Note that rather than having a left boundaries that corrspond to ~ -180.0 degrees, we've entered positive territory again. Effectively, we've wrapped around the edge of the edge of the flat map. 

In [5]:
from gems_grid_lib import grid_dict, level_dict
grid_dict.keys(), level_dict.keys()


(dict_keys(['min_x', 'min_y', 'max_x', 'max_y', 'min_lon', 'min_lat', 'max_lon', 'max_lat']),
 dict_keys(['0', '1', '2', '3', '4', '5', '6']))

### find extent for equivalent of removing 1 pixel each side

In [7]:
grid_dict['min_x'] + level_dict['1']['x_length']



-17358522.38995137

#### example code is:
```
gdalwarp -s_srs EPSG:4326 -t_srs EPSG:6933 -te -17358522.38995137 7314540.830638504 17358522.38995137 -7314540.830638504 -tr 9008.05521 -9008.05521 -r near -of GTiff -tap -overwrite NETCDF:"Maize.crop.calendar.nc":harvest maize_warp_tap_te_adjust_2022_02_16.tif
```

This results in raster with following properties:

      Data axis to CRS axis mapping: 1,2
      Origin = (-17367530.444880001246929,7314540.830520000308752)
      Pixel Size = (9008.055210000000443,-9008.055210000000443)
      
      ...
      
      Corner Coordinates:
      Upper Left  (-17367530.445, 7323548.886) (180d 0' 0.00"W, 85d55'48.45"N)
      Lower Left  (-17367530.445,-7323548.886) (180d 0' 0.00"W, 85d55'48.45"S)
      Upper Right (17367530.445, 7323548.886) (180d 0' 0.00"E, 85d55'48.45"N)
      Lower Right (17367530.445,-7323548.886) (180d 0' 0.00"E, 85d55'48.45"S)
      Center      (   0.0000000,   0.0000000) (  0d 0' 0.01"E,  0d 0' 0.01"N)


In [11]:
print('origin from GEMS grid dictionary: \t{}, {}'.format(grid_dict['min_x'], grid_dict['max_y']))

origin from GEMS grid dictionary: 	-17367530.445161372, 7314540.830638504


#### now I need to get rid of the top/bottom rows

that is grid dimensions don't match. and only get (rounded) agreement down to 3rd sig fig

In [10]:
grid_dict['min_y'] + level_dict['1']['y_length']

-7305532.775428504

### results now match somewhat better
      Size is 3856, 1624
      ...
      
      Origin = (-17367530.444880001246929,7314540.830520000308752)
      Pixel Size = (9008.055210000000443,-9008.055210000000443)
      ...
      
      Corner Coordinates:
      Upper Left  (-17367530.445, 7314540.831) (180d 0' 0.00"W, 85d 2'40.44"N)
      Lower Left  (-17367530.445,-7314540.831) (180d 0' 0.00"W, 85d 2'40.44"S)
      Upper Right (17367530.445, 7314540.831) (180d 0' 0.00"E, 85d 2'40.44"N)
      Lower Right (17367530.445,-7314540.831) (180d 0' 0.00"E, 85d 2'40.44"S)
      Center      (   0.0000000,   0.0000000) (  0d 0' 0.01"E,  0d 0' 0.01"N)

In [12]:
print('origin from GEMS grid dictionary: \t{}, {}'.format(grid_dict['min_x'], grid_dict['max_y']))

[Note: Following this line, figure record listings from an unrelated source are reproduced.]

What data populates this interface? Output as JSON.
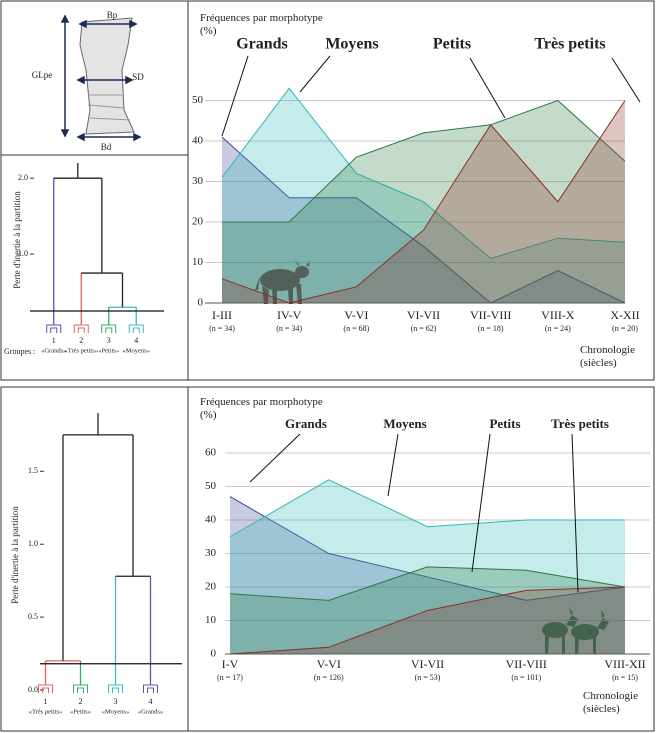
{
  "bone_diagram": {
    "labels": {
      "top": "Bp",
      "left": "GLpe",
      "middle": "SD",
      "bottom": "Bd"
    }
  },
  "chart_data": [
    {
      "type": "dendrogram",
      "ylabel": "Perte d'inertie à la partition",
      "xlabel": "Groupes :",
      "ylim": [
        0,
        2.2
      ],
      "yticks": [
        {
          "value": 1,
          "label": "1.0"
        },
        {
          "value": 2,
          "label": "2.0"
        }
      ],
      "cut": 0.25,
      "tree": {
        "height": 2.0,
        "color": "#222222",
        "children": [
          {
            "number": 1,
            "label": "«Grands»",
            "color": "#5a55b0"
          },
          {
            "height": 0.75,
            "color": "#222222",
            "children": [
              {
                "number": 2,
                "label": "«Très petits»",
                "color": "#e0665c"
              },
              {
                "height": 0.3,
                "color": "#3cbcbc",
                "children": [
                  {
                    "number": 3,
                    "label": "«Petits»",
                    "color": "#33b060"
                  },
                  {
                    "number": 4,
                    "label": "«Moyens»",
                    "color": "#3cbcbc"
                  }
                ]
              }
            ]
          }
        ]
      }
    },
    {
      "type": "area",
      "ylabel": "Fréquences par morphotype (%)",
      "xlabel": "Chronologie (siècles)",
      "categories": [
        "I-III",
        "IV-V",
        "V-VI",
        "VI-VII",
        "VII-VIII",
        "VIII-X",
        "X-XII"
      ],
      "n_labels": [
        "(n = 34)",
        "(n = 34)",
        "(n = 68)",
        "(n = 62)",
        "(n = 18)",
        "(n = 24)",
        "(n = 20)"
      ],
      "ylim": [
        0,
        60
      ],
      "yticks": [
        0,
        10,
        20,
        30,
        40,
        50
      ],
      "grid": true,
      "series": [
        {
          "name": "Grands",
          "color": "#3d4494",
          "values": [
            41,
            26,
            26,
            14,
            0,
            8,
            0
          ]
        },
        {
          "name": "Moyens",
          "color": "#2fb8b8",
          "values": [
            31,
            53,
            32,
            25,
            11,
            16,
            15
          ]
        },
        {
          "name": "Petits",
          "color": "#2b7a45",
          "values": [
            20,
            20,
            36,
            42,
            44,
            50,
            35
          ]
        },
        {
          "name": "Très petits",
          "color": "#8b2e24",
          "values": [
            6,
            0,
            4,
            18,
            44,
            25,
            50
          ]
        }
      ]
    },
    {
      "type": "dendrogram",
      "ylabel": "Perte d'inertie à la partition",
      "ylim": [
        0,
        1.9
      ],
      "yticks": [
        {
          "value": 0,
          "label": "0.0"
        },
        {
          "value": 0.5,
          "label": "0.5"
        },
        {
          "value": 1,
          "label": "1.0"
        },
        {
          "value": 1.5,
          "label": "1.5"
        }
      ],
      "cut": 0.18,
      "tree": {
        "height": 1.75,
        "color": "#222222",
        "children": [
          {
            "height": 0.2,
            "color": "#e0665c",
            "children": [
              {
                "number": 1,
                "label": "«Très petits»",
                "color": "#e0665c"
              },
              {
                "number": 2,
                "label": "«Petits»",
                "color": "#33b060"
              }
            ]
          },
          {
            "height": 0.78,
            "color": "#222222",
            "children": [
              {
                "number": 3,
                "label": "«Moyens»",
                "color": "#3cbcbc"
              },
              {
                "number": 4,
                "label": "«Grands»",
                "color": "#5a55b0"
              }
            ]
          }
        ]
      }
    },
    {
      "type": "area",
      "ylabel": "Fréquences par morphotype (%)",
      "xlabel": "Chronologie (siècles)",
      "categories": [
        "I-V",
        "V-VI",
        "VI-VII",
        "VII-VIII",
        "VIII-XII"
      ],
      "n_labels": [
        "(n = 17)",
        "(n = 126)",
        "(n = 53)",
        "(n = 101)",
        "(n = 15)"
      ],
      "ylim": [
        0,
        60
      ],
      "yticks": [
        0,
        10,
        20,
        30,
        40,
        50,
        60
      ],
      "grid": true,
      "series": [
        {
          "name": "Grands",
          "color": "#3d4494",
          "values": [
            47,
            30,
            23,
            16,
            20
          ]
        },
        {
          "name": "Moyens",
          "color": "#2fb8b8",
          "values": [
            35,
            52,
            38,
            40,
            40
          ]
        },
        {
          "name": "Petits",
          "color": "#2b7a45",
          "values": [
            18,
            16,
            26,
            25,
            20
          ]
        },
        {
          "name": "Très petits",
          "color": "#8b2e24",
          "values": [
            0,
            2,
            13,
            19,
            20
          ]
        }
      ]
    }
  ]
}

origin from GEMS grid dictionary: 	-17367530.445161372, 7314540.830638504


## results seem reasonable

these are reasonable, and do suggest a potential way forward. algorithm could look like:
 + find geographic extents
 + convert to EASE v2
 + identify the extent at GEMS grid level
 + shrink that grid by one row/column on all sides
 + warp using `te` with smaller extent
 + aligment of other grids accomplished with `tap`
 
questions to investigate:
  + above is a symetric example, centered at 0,0. What does the MN case (e.g. David's water quaility data) look like in terms of alignment?
  + are there implications when coordinate data are rounded? if so, how to deal with it? 
  + how to deal with the mosaic issue? david's process is one of mosaic then grid.
  
So the `gdalwarp -te -tap` process seems to emulate a pull, but a true pull, output-to-input algorithm might alleviate some of this all together? not clear how a mosaic is handled there


## true output-to-input

using the `-to` option, can set `bDstToSrc=True` and this will actually do the transformation using an output-to-input algorithm

big question here: the symetrical answer is easy to test. how to test other responses: use `pyproj.Transform` to do the math, then figure out what the responses look like via `gdalwarp`?
  + can certainly generate a couple examples to test. what is a reasonable proceess there?
     + pick a random row, column. take a fixed buffer from there. should be able to calcualte the raster extent. convert to geos, then work through the code to project? 
     + pick a semi random number of sides, with a 'diamter', then do similar to above? 

  + pick some real shapes, solve independelty, then those as the test solutions?